How Cloud-init can be used for your Raspberry Pi homelab

gears and lightbulb to represent innovation

Image by:

Opensource.com

Cloud-init is a standard—it would not be a stretch to say it is the standard—that cloud providers use to provide initialization and configuration data to cloud instances. It is used most often on the first boot of a new instance to automate network setup, account creation, and SSH (secure shell) key installation—anything required to bring a new system online so that it is accessible by the user.

In a previous article, Modify a disk image to create a Raspberry Pi-based homelab, I showed how to customize the operating system image for single-board computers like the Raspberry Pi to accomplish a similar goal. With Cloud-init, there is no need to add custom data to the image. Once it is enabled in your images, your virtual machines, physical servers, even tiny Raspberry Pis can behave like cloud instances in your own "private cloud at home." New machines can just be plugged in, turned on, and automatically become part of your homelab.

To be honest, Cloud-init is not designed with homelabs in mind. As I mentioned, you can easily modify the disk image for a given set of systems to enable SSH access and configure them after the first boot. Cloud-init is designed for large-scale cloud providers that need to accommodate many customers, maintain a small set of images, and provide a mechanism for those customers to access instances without customizing an image for each of them. A homelab with a single administrator does not face the same challenges.

Cloud-init is not without merit in the homelab, though. Education is one of my goals for the private cloud at home project, and setting up Cloud-init for your homelab is a great way to gain experience with a technology used heavily by cloud providers, large and small. Cloud-init is also an alternative to other initial-configuration options. Rather than customizing each image, ISO, etc. for every device in your homelab and face tedious updates when you want to make changes, you can just enable Cloud-init. This reduces technical debt—and is there anything worse than personal technical debt? Finally, using Cloud-init in your homelab allows your private cloud instances to behave the same as any public cloud instances you have or may have in the future—a true hybrid cloud.

About Cloud-init

When an instance configured for Cloud-init boots up and the service (actually, four services in systemd implementations to handle dependencies during the boot process) starts, it checks its configuration for a datasource to determine what type of cloud it is running in. Each major cloud provider has a datasource configuration that tells the instance where and how to retrieve configuration information. The instance then uses the datasource information to retrieve configuration information provided by the cloud provider, such as networking information and instance-identification information, and configuration data provided by the customer, such as authorized keys to be copied, user accounts to be created, and many other possible tasks.
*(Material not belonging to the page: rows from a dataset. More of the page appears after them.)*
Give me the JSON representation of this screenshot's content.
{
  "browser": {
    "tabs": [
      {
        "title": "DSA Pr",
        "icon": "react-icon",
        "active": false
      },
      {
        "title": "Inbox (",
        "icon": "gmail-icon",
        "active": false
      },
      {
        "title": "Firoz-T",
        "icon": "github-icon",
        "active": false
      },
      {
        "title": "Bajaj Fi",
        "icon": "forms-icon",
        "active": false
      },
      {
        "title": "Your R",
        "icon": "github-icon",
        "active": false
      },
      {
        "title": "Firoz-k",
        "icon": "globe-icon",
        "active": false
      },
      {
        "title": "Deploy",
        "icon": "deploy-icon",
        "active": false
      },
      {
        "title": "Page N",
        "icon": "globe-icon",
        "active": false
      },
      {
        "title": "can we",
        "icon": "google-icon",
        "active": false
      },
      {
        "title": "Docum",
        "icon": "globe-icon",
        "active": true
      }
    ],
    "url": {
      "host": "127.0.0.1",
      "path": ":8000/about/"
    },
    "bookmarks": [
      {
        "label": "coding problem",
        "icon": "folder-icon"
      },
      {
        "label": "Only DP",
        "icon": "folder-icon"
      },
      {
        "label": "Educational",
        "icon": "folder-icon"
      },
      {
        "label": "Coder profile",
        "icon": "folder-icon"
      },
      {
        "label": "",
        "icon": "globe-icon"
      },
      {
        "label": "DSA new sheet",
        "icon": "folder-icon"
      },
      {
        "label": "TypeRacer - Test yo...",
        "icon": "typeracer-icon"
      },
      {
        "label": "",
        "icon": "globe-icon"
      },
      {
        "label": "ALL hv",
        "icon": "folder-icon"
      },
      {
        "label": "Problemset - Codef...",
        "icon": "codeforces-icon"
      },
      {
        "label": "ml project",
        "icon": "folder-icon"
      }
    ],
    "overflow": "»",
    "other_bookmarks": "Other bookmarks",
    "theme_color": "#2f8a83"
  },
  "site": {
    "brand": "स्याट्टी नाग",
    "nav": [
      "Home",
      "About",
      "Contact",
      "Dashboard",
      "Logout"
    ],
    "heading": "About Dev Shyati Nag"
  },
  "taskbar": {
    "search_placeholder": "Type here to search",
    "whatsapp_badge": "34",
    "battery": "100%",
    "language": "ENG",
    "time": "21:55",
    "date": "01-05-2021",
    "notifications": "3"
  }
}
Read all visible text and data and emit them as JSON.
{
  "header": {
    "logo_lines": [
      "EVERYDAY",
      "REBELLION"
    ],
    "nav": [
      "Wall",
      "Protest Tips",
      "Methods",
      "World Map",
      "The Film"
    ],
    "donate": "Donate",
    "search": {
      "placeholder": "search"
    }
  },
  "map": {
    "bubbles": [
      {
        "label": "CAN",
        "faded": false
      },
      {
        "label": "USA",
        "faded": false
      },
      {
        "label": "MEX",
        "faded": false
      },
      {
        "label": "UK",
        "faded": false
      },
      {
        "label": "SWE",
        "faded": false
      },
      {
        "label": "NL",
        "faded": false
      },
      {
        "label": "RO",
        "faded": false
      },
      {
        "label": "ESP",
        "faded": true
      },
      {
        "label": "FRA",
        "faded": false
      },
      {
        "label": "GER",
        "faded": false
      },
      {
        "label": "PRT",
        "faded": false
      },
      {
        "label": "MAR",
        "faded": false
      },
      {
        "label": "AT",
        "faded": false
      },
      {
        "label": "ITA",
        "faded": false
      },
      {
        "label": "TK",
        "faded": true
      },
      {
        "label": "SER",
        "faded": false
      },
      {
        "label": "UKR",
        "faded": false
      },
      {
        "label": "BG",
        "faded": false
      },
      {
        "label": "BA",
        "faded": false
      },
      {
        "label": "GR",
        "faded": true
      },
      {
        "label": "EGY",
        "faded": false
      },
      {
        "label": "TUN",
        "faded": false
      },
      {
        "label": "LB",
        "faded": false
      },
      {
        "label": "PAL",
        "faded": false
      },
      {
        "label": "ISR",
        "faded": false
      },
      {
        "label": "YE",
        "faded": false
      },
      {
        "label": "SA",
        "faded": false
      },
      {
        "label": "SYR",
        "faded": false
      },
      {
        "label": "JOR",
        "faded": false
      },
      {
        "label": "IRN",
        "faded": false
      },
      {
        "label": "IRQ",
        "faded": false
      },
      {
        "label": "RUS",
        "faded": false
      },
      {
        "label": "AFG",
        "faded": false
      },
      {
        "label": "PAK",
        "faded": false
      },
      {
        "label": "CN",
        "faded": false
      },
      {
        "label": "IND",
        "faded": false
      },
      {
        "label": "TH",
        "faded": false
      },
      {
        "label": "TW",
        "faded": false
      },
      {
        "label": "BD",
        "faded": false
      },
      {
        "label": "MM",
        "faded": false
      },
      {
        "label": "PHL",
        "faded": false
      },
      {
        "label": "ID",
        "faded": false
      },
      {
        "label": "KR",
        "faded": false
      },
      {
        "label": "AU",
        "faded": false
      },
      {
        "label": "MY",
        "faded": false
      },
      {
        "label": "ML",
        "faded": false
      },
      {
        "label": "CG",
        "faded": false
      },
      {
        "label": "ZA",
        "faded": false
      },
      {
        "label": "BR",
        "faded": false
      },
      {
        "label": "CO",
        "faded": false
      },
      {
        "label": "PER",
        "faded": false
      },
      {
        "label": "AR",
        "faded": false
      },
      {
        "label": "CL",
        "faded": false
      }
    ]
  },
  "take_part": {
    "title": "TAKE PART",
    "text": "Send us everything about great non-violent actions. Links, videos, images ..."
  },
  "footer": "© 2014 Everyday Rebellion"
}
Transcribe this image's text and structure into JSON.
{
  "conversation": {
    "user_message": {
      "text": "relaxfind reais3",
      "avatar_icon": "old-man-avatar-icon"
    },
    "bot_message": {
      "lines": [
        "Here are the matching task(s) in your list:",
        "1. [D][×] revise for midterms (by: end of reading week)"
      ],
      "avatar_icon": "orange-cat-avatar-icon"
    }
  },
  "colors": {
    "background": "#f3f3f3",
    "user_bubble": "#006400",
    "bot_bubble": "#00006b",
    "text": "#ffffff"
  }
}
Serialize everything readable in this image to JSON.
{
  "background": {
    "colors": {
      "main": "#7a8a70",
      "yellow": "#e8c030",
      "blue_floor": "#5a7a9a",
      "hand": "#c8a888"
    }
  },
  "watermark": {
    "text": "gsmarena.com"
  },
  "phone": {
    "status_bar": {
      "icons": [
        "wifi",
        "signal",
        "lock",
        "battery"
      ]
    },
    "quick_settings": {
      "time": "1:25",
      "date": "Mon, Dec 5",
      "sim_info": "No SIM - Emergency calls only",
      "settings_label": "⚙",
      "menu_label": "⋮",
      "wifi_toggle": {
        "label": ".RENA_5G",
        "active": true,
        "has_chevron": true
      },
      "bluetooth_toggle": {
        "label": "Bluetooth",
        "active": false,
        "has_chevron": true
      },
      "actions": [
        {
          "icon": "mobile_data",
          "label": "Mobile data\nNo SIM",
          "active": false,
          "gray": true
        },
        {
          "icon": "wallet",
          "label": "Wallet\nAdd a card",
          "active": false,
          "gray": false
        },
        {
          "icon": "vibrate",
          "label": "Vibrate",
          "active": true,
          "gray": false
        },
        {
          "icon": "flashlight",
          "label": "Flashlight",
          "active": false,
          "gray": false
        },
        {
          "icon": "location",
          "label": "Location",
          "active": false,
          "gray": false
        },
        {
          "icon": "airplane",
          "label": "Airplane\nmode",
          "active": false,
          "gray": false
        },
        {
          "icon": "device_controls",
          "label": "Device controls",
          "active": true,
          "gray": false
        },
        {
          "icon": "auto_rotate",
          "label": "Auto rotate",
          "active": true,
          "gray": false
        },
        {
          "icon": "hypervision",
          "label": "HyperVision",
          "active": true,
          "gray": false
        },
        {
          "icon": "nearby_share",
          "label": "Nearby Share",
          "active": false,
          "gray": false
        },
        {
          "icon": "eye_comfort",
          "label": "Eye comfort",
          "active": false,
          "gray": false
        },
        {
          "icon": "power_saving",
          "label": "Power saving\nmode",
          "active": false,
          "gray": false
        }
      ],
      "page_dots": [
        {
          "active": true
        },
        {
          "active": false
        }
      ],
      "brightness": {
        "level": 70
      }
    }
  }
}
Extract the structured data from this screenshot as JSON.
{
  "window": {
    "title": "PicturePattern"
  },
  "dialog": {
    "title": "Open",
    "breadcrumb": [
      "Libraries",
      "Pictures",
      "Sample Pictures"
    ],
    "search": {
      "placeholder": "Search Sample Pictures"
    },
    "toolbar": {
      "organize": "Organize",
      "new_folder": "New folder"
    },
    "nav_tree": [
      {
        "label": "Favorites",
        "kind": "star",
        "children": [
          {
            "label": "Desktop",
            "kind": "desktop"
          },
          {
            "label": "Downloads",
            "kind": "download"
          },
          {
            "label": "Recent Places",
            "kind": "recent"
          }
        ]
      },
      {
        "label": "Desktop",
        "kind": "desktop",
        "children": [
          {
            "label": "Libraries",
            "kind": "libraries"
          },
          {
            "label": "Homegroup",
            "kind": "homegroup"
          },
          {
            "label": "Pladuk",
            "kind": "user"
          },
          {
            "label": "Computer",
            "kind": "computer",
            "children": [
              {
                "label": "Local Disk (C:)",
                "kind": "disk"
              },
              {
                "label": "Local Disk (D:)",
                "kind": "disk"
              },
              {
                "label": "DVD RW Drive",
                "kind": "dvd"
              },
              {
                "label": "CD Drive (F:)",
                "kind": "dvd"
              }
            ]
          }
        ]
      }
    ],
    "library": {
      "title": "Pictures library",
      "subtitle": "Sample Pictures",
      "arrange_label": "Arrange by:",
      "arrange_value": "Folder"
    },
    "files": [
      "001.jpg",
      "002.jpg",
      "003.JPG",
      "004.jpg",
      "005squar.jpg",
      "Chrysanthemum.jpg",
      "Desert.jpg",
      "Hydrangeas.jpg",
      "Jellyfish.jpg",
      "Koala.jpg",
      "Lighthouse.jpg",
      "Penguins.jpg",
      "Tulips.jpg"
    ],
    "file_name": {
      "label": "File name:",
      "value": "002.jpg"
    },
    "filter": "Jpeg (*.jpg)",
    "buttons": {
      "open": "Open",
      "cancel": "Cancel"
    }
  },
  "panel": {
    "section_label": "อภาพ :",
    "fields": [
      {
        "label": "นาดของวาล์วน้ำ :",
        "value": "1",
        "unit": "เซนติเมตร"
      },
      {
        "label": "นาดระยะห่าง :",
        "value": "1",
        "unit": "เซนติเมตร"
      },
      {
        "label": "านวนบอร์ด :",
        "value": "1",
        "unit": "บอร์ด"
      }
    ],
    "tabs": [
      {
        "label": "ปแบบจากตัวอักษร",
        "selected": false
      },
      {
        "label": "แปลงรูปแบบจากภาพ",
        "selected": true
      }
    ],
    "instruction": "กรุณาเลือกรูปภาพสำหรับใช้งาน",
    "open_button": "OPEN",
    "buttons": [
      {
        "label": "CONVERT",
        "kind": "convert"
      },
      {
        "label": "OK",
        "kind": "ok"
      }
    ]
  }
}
After retrieving the data, Cloud-init then configures the instance: setting up networking, copying the authorized keys, etc., and finally completing the boot process. Then it is accessible to the remote user, ready for further configuration with tools like Ansible or Puppet or prepared to receive a workload and begin its assigned tasks.

Configuration data

As mentioned above, the configuration data used by Cloud-init comes from two potential sources: the cloud provider and the instance user. In a homelab, you fill both roles: providing networking and instance information as the cloud provider and providing configuration information as the user.

The cloud provider metadata file

In your cloud provider role, your homelab datasource will offer your private cloud instances a metadata file. The metadata file contains information such as the instance ID, cloud type, Python version (Cloud-init is written in and uses Python), or a public SSH key to be assigned to the host. The metadata file may also contain networking information if you're not using DHCP (or the other mechanisms Cloud-init supports, such as a config file in the image or kernel parameters).

The user-provided user-data file

The real meat of Cloud-init's value is in the user-data file. Provided by the user to the cloud provider and included in the datasource, the user-data file is what turns an instance from a generic machine into a member of the user's fleet. The user-data file can come in the form of an executable script, working the same as the script would in normal circumstances, or as a cloud-config YAML file, which makes use of Cloud-init's modules to perform configuration tasks.

Datasource

The datasource is a service provided by the cloud provider that offers the metadata and user-data files to the instances. Instance images or ISOs are configured to tell the instance what datasource is being used.

For example, Amazon AWS provides a link-local file that will respond to HTTP requests from an instance with the instance's custom data. Other cloud providers have their own mechanisms, as well. Luckily for the private cloud at home project, there are also NoCloud data sources.

NoCloud datasources allow configuration information to be provided via the kernel command as key-value pairs or as user-data and metadata files provided as mounted ISO filesystems. These are useful for virtual machines, especially paired with automation to create the virtual machines.

There is also a NoCloudNet datasource that behaves similarly to the AWS EC2 datasource, providing an IP address or DNS name from which to retrieve user data and metadata via HTTP. This is most helpful for the physical machines in your homelab, such as Raspberry Pis, NUCs, or surplus server equipment. While NoCloud could work, it requires more manual attention—an anti-pattern for cloud instances.

Cloud-init for the homelab

I hope this gives you an idea of what Cloud-init is and how it may be helpful in your homelab. It is an incredible tool that is embraced by major cloud providers, and using it at home can be educational and fun and help you automate adding new physical or virtual servers to your lab. Future articles will detail how to create both simple static and more complex dynamic Cloud-init services and guide you in incorporating them into your private cloud at home.